The key is choosing your bubble carefully, making sure the other family has similar values and a shared sense of responsibility, said Allyson Harrison, an associate professor in psychology at Queen’s University.
“If you have two families getting together and one family is quite concerned about interactions and the other is more desensitized, that can be a source of conflict,” Prof. Harrison said. “There can be resentments or frustrations that arise when you discover that the other family’s doing stuff you didn’t approve of.”
Prof. Harrison recommends would-be bubblers draw up a formal agreement ahead of time to make sure everyone is on the same page with their expectations.
“You want these social interactions to help you function better and reduce stress,” Prof. Harrison said. “You don’t want it to add to your stress.”
Michael O'Donnell, with his son Chase O'Donnell, 2, and Sean Dove with his son Silas Dove, 2, in Edmonton, Alberta on Thursday, April 30, 2020. The social experiment raises awkward and potentially fraught decisions.Amber Bracken/The Globe and Mail
After New Brunswick launched bubbling last Friday, psychology professor Lucia O’Sullivan wasted no time inviting her “best friend family” to join forces. The families live close by, travel and spend Christmas Eve together and each have children who are 11 and 13 years old.
“Saturday morning, I was gardening and I thought, uh oh, I better contact them and see. I felt rushed because I thought everyone’s going to ask them. They’re like the coolest family in town,” said Prof. O’Sullivan, who teaches at the University of New Brunswick.
“It’s like asking someone to the prom: Were they already taken?”
After hurriedly reaching out, she immediately felt guilty: What if her popular friends preferred bubbling with neighbours? What if partnering with aging parents was the more responsible thing to do?
Ultimately, Prof. O’Sullivan’s parents paired up with her sister, while her friend’s parents decided against breaking their quarantine. The best friend families bubbled up into a group of eight: two husbands, two wives and four kids. They’re using their bubble less to share the burden of child care and more for socializing, hosting impromptu dinner parties and planning a safety-conscious road trip within New Brunswick’s borders this summer.

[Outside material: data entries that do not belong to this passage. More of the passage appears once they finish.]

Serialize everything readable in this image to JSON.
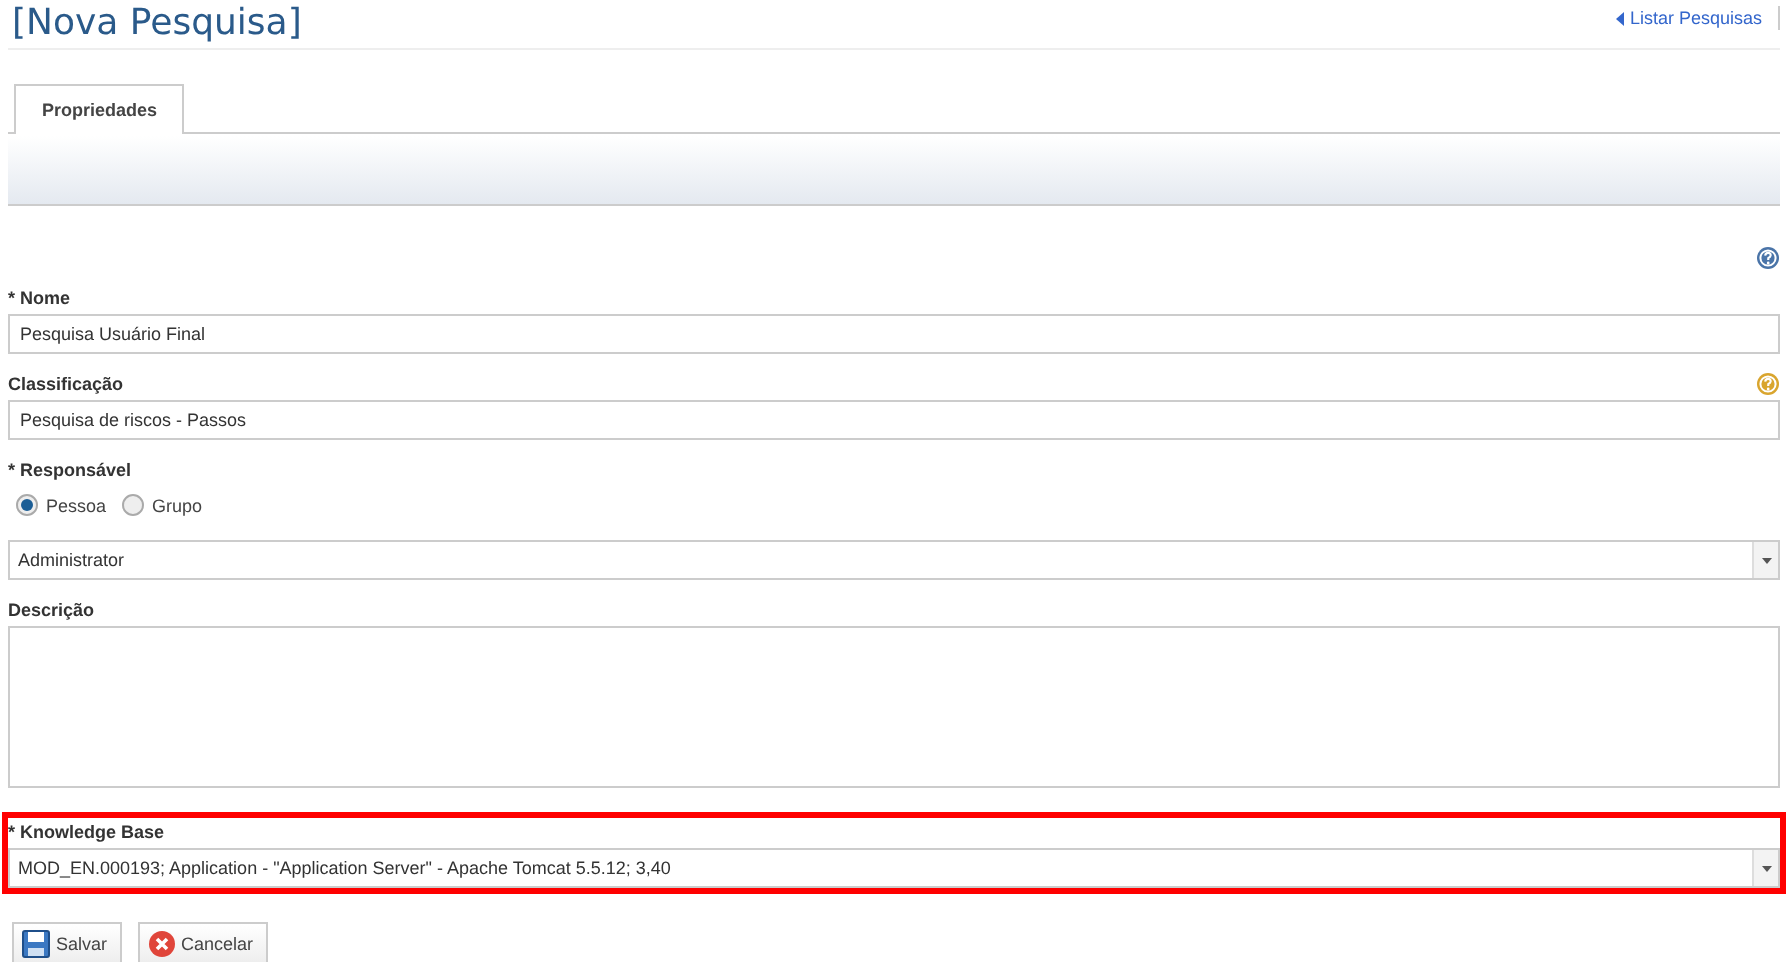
{
  "page": {
    "title": "[Nova Pesquisa]",
    "back_link": "Listar Pesquisas",
    "help": true
  },
  "tabs": [
    {
      "label": "Propriedades",
      "selected": true
    }
  ],
  "fields": [
    {
      "kind": "text",
      "label": "* Nome",
      "value": "Pesquisa Usuário Final",
      "help": false,
      "highlighted": false
    },
    {
      "kind": "text",
      "label": "Classificação",
      "value": "Pesquisa de riscos - Passos",
      "help": true,
      "highlighted": false
    },
    {
      "kind": "radio",
      "label": "* Responsável",
      "options": [
        {
          "label": "Pessoa",
          "selected": true
        },
        {
          "label": "Grupo",
          "selected": false
        }
      ]
    },
    {
      "kind": "select",
      "value": "Administrator",
      "highlighted": false
    },
    {
      "kind": "textarea",
      "label": "Descrição",
      "highlighted": false
    },
    {
      "kind": "select",
      "label": "* Knowledge Base",
      "value": "MOD_EN.000193; Application - \"Application Server\" - Apache Tomcat 5.5.12; 3,40",
      "highlighted": true
    }
  ],
  "buttons": [
    {
      "kind": "save",
      "label": "Salvar"
    },
    {
      "kind": "cancel",
      "label": "Cancelar"
    }
  ]
}
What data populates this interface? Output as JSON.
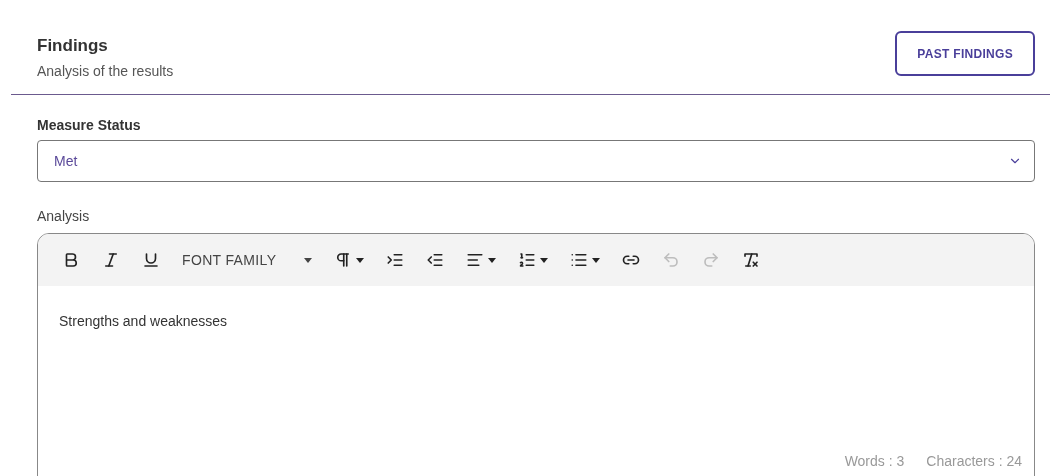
{
  "header": {
    "title": "Findings",
    "subtitle": "Analysis of the results",
    "button": "PAST FINDINGS"
  },
  "measure_status": {
    "label": "Measure Status",
    "value": "Met"
  },
  "analysis": {
    "label": "Analysis",
    "toolbar": [
      {
        "kind": "bold",
        "disabled": false
      },
      {
        "kind": "italic",
        "disabled": false
      },
      {
        "kind": "underline",
        "disabled": false
      },
      {
        "kind": "font_family",
        "label": "FONT FAMILY",
        "disabled": false
      },
      {
        "kind": "paragraph",
        "disabled": false
      },
      {
        "kind": "indent",
        "disabled": false
      },
      {
        "kind": "outdent",
        "disabled": false
      },
      {
        "kind": "align",
        "disabled": false
      },
      {
        "kind": "ordered_list",
        "disabled": false
      },
      {
        "kind": "bullet_list",
        "disabled": false
      },
      {
        "kind": "link",
        "disabled": false
      },
      {
        "kind": "undo",
        "disabled": true
      },
      {
        "kind": "redo",
        "disabled": true
      },
      {
        "kind": "clear_format",
        "disabled": false
      }
    ],
    "content": "Strengths and weaknesses",
    "word_count": "Words : 3",
    "char_count": "Characters : 24"
  }
}
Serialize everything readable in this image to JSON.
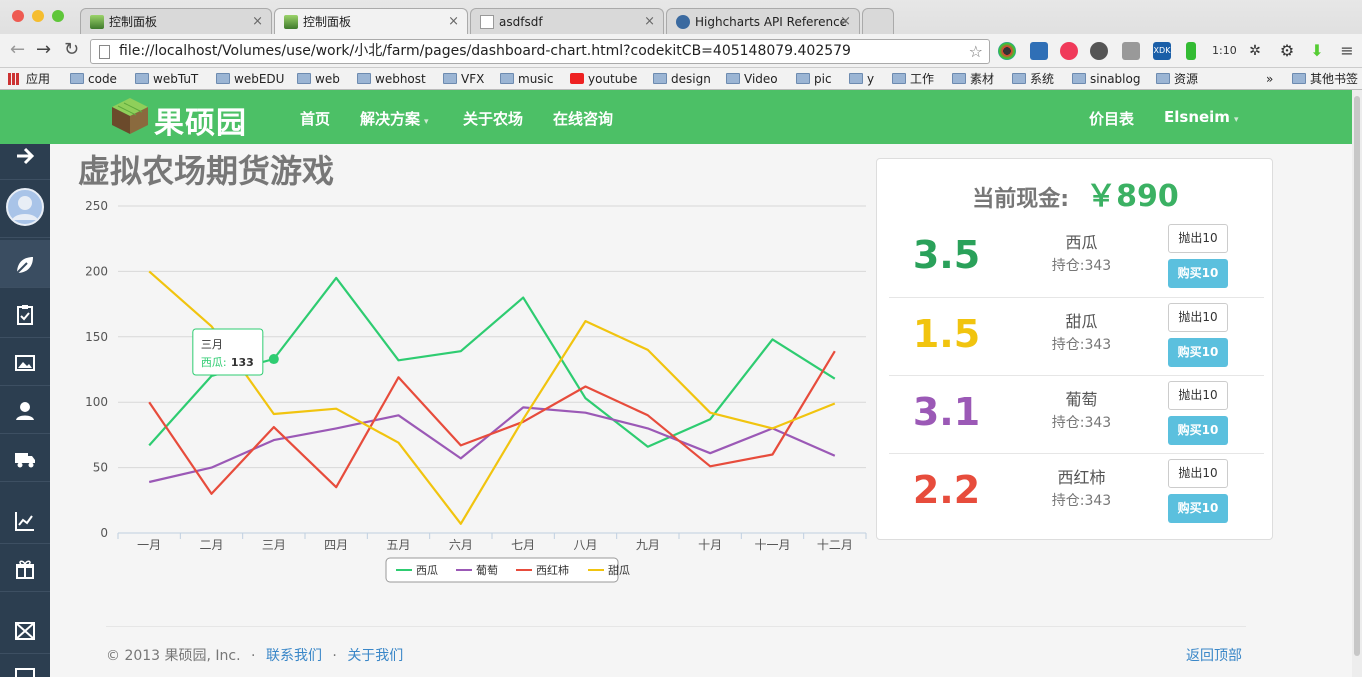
{
  "browser": {
    "tabs": [
      {
        "label": "控制面板",
        "active": false
      },
      {
        "label": "控制面板",
        "active": true
      },
      {
        "label": "asdfsdf",
        "active": false
      },
      {
        "label": "Highcharts API Reference",
        "active": false
      }
    ],
    "tab_close": "×",
    "url": "file://localhost/Volumes/use/work/小北/farm/pages/dashboard-chart.html?codekitCB=405148079.402579",
    "ext_zoom_label": "1:10",
    "bookmarks": [
      "应用",
      "code",
      "webTuT",
      "webEDU",
      "web",
      "webhost",
      "VFX",
      "music",
      "youtube",
      "design",
      "Video",
      "pic",
      "y",
      "工作",
      "素材",
      "系统",
      "sinablog",
      "资源"
    ],
    "bookmarks_more": "»",
    "bookmarks_other": "其他书签"
  },
  "nav": {
    "brand": "果硕园",
    "items": [
      "首页",
      "解决方案",
      "关于农场",
      "在线咨询"
    ],
    "right": [
      "价目表",
      "Elsneim"
    ],
    "caret": "▾"
  },
  "page": {
    "title": "虚拟农场期货游戏"
  },
  "chart_data": {
    "type": "line",
    "categories": [
      "一月",
      "二月",
      "三月",
      "四月",
      "五月",
      "六月",
      "七月",
      "八月",
      "九月",
      "十月",
      "十一月",
      "十二月"
    ],
    "series": [
      {
        "name": "西瓜",
        "color": "#2ecc71",
        "values": [
          67,
          120,
          133,
          195,
          132,
          139,
          180,
          103,
          66,
          87,
          148,
          118
        ]
      },
      {
        "name": "葡萄",
        "color": "#9b59b6",
        "values": [
          39,
          50,
          71,
          80,
          90,
          57,
          96,
          92,
          80,
          61,
          80,
          59
        ]
      },
      {
        "name": "西红柿",
        "color": "#e74c3c",
        "values": [
          100,
          30,
          81,
          35,
          119,
          67,
          85,
          112,
          90,
          51,
          60,
          139
        ]
      },
      {
        "name": "甜瓜",
        "color": "#f1c40f",
        "values": [
          200,
          158,
          91,
          95,
          69,
          7,
          87,
          162,
          140,
          92,
          80,
          99
        ]
      }
    ],
    "yticks": [
      0,
      50,
      100,
      150,
      200,
      250
    ],
    "ylim": [
      0,
      250
    ],
    "grid": true,
    "legend": "bottom-center",
    "tooltip": {
      "category": "三月",
      "series": "西瓜",
      "sep": ": ",
      "value": "133"
    }
  },
  "panel": {
    "cash_label": "当前现金:",
    "cash_amount": "￥890",
    "items": [
      {
        "price": "3.5",
        "name": "西瓜",
        "hold": "持仓:343",
        "color": "#2aa15a",
        "sell": "抛出10",
        "buy": "购买10"
      },
      {
        "price": "1.5",
        "name": "甜瓜",
        "hold": "持仓:343",
        "color": "#f1c40f",
        "sell": "抛出10",
        "buy": "购买10"
      },
      {
        "price": "3.1",
        "name": "葡萄",
        "hold": "持仓:343",
        "color": "#9b59b6",
        "sell": "抛出10",
        "buy": "购买10"
      },
      {
        "price": "2.2",
        "name": "西红柿",
        "hold": "持仓:343",
        "color": "#e74c3c",
        "sell": "抛出10",
        "buy": "购买10"
      }
    ]
  },
  "footer": {
    "copyright": "© 2013 果硕园, Inc.",
    "dot": "·",
    "links": [
      "联系我们",
      "关于我们"
    ],
    "back_to_top": "返回顶部"
  }
}
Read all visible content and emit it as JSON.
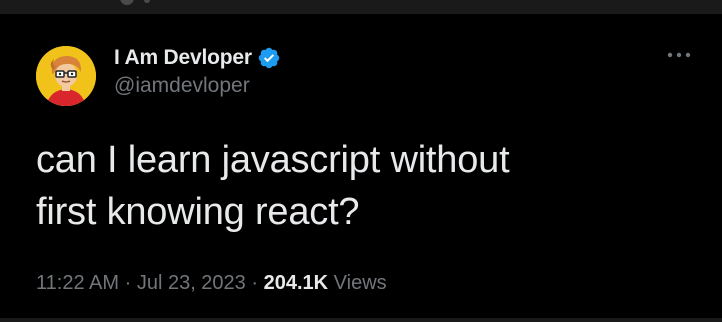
{
  "tweet": {
    "author": {
      "display_name": "I Am Devloper",
      "handle": "@iamdevloper",
      "verified": true,
      "avatar_icon": "cartoon-avatar-icon"
    },
    "text_lines": [
      "can I learn javascript without",
      "first knowing react?"
    ],
    "time": "11:22 AM",
    "separator": "·",
    "date": "Jul 23, 2023",
    "views_count": "204.1K",
    "views_label": "Views"
  },
  "icons": {
    "more": "more-options-icon",
    "verified": "verified-badge-icon"
  },
  "colors": {
    "background": "#000000",
    "text_primary": "#e7e9ea",
    "text_secondary": "#71767b",
    "verified_blue": "#1d9bf0",
    "avatar_bg": "#f0c21a"
  }
}
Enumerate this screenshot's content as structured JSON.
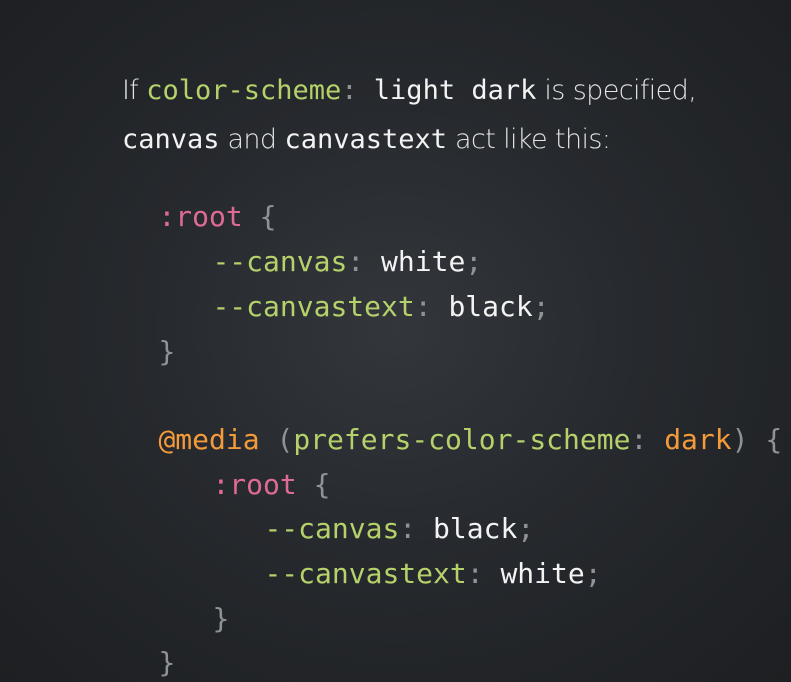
{
  "intro": {
    "line1": {
      "t1": "If ",
      "code1": "color-scheme",
      "colon": ": ",
      "code2": "light dark",
      "t2": " is specified,"
    },
    "line2": {
      "code1": "canvas",
      "t1": " and ",
      "code2": "canvastext",
      "t2": " act like this:"
    }
  },
  "code_block_1": {
    "selector": ":root",
    "open_brace": "{",
    "decl1": {
      "prop": "--canvas",
      "colon": ":",
      "value": "white",
      "semi": ";"
    },
    "decl2": {
      "prop": "--canvastext",
      "colon": ":",
      "value": "black",
      "semi": ";"
    },
    "close_brace": "}"
  },
  "code_block_2": {
    "at_rule": "@media",
    "open_paren": "(",
    "feature": "prefers-color-scheme",
    "colon": ":",
    "feature_value": "dark",
    "close_paren": ")",
    "open_brace": "{",
    "inner_selector": ":root",
    "inner_open_brace": "{",
    "decl1": {
      "prop": "--canvas",
      "colon": ":",
      "value": "black",
      "semi": ";"
    },
    "decl2": {
      "prop": "--canvastext",
      "colon": ":",
      "value": "white",
      "semi": ";"
    },
    "inner_close_brace": "}",
    "close_brace": "}"
  },
  "colors": {
    "background": "#26292d",
    "property_green": "#b5d26a",
    "selector_pink": "#de6a95",
    "at_rule_orange": "#f49a3a",
    "punctuation_gray": "#8f9296",
    "text_white": "#f3f3f3"
  }
}
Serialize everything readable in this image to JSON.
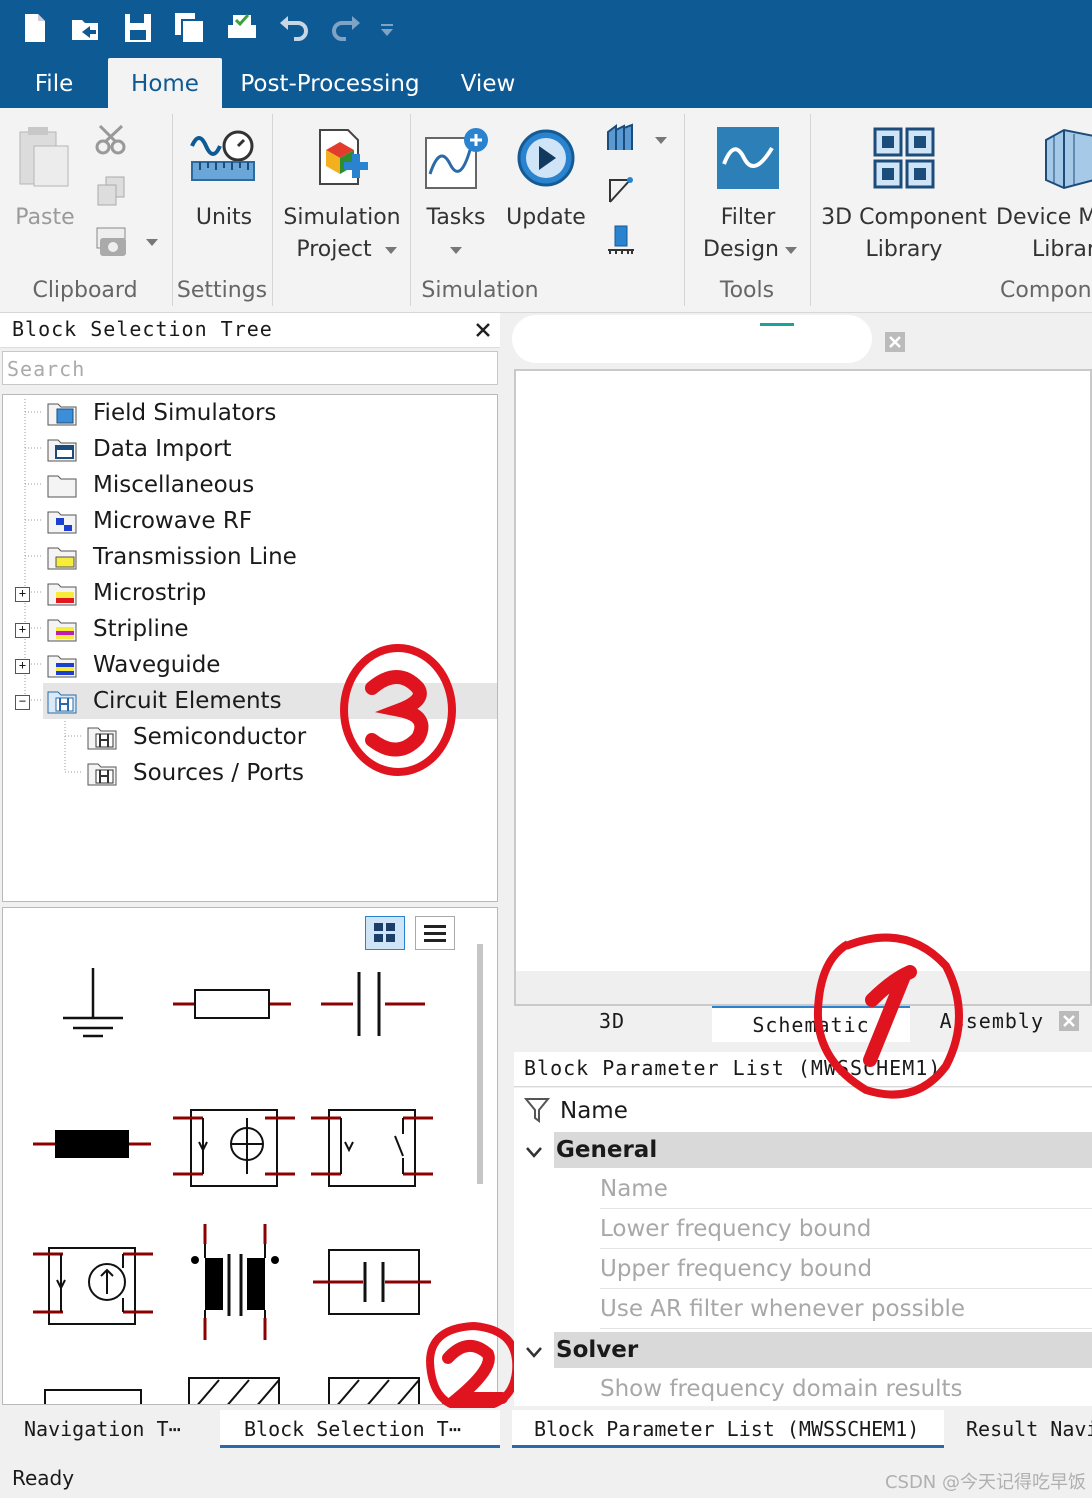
{
  "quick_access": [
    "new-file-icon",
    "open-icon",
    "save-icon",
    "save-all-icon",
    "print-icon",
    "undo-icon",
    "redo-icon",
    "customize-icon"
  ],
  "tabs": {
    "file": "File",
    "home": "Home",
    "post": "Post-Processing",
    "view": "View"
  },
  "ribbon": {
    "paste": "Paste",
    "units": "Units",
    "sim_project_1": "Simulation",
    "sim_project_2": "Project",
    "tasks": "Tasks",
    "update": "Update",
    "filter_1": "Filter",
    "filter_2": "Design",
    "comp_lib_1": "3D Component",
    "comp_lib_2": "Library",
    "device_1": "Device M",
    "device_2": "Librar",
    "groups": {
      "clipboard": "Clipboard",
      "settings": "Settings",
      "simulation": "Simulation",
      "tools": "Tools",
      "components": "Compon"
    }
  },
  "left_panel": {
    "title": "Block Selection Tree",
    "search_placeholder": "Search",
    "tree": [
      {
        "label": "Field Simulators"
      },
      {
        "label": "Data Import"
      },
      {
        "label": "Miscellaneous"
      },
      {
        "label": "Microwave RF"
      },
      {
        "label": "Transmission Line"
      },
      {
        "label": "Microstrip"
      },
      {
        "label": "Stripline"
      },
      {
        "label": "Waveguide"
      },
      {
        "label": "Circuit Elements"
      },
      {
        "label": "Semiconductor"
      },
      {
        "label": "Sources / Ports"
      }
    ]
  },
  "view_tabs": {
    "t3d": "3D",
    "schematic": "Schematic",
    "assembly": "Assembly"
  },
  "bpl": {
    "title": "Block Parameter List (MWSSCHEM1)",
    "column": "Name",
    "categories": {
      "general": "General",
      "solver": "Solver"
    },
    "general_rows": [
      "Name",
      "Lower frequency bound",
      "Upper frequency bound",
      "Use AR filter whenever possible"
    ],
    "solver_rows": [
      "Show frequency domain results"
    ]
  },
  "bottom_tabs": {
    "nav": "Navigation T⋯",
    "bst": "Block Selection T⋯",
    "bpl": "Block Parameter List (MWSSCHEM1)",
    "result": "Result Navi"
  },
  "status": "Ready",
  "watermark": "CSDN @今天记得吃早饭",
  "annotations": [
    "3",
    "1",
    "2"
  ],
  "colors": {
    "brand": "#0e5a94",
    "annotation": "#e0141e",
    "selected_row": "#e5e5e5"
  }
}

In Edmonton, the O’Donnells and their neighbours are also seizing the opportunity to socialize, sharing Sunday night dinners. When the little boys reunited, they did laps around the kitchen, screaming, “It’s my friend!” Ms. O’Donnell said. Once, the husbands did a video-game night; another evening, the women drank wine together – those moments bringing back some small sense of normalcy, Ms. O’Donnell said.
“We are a fundamentally social species. Social connection and social validation are basic needs,” said Samuel Veissière, an anthropologist and assistant professor in psychiatry at McGill University.
“These provincial officials are responding to good science, understanding the manifold risks of isolation and the strains on families,” he said.
In New Brunswick, Prof. O’Sullivan and her bubble family met for the first time in weeks for a birthday dinner last Monday. Though her guests headed straight for the bathroom to wash their hands and nobody hugged hello or goodbye, the dinner felt like a relief, she said.
“When we were all hanging out around the dining-room table, all eight of us, it felt so comfortable and easy and good. I thought, this is the real check-in. All is right and in place again.”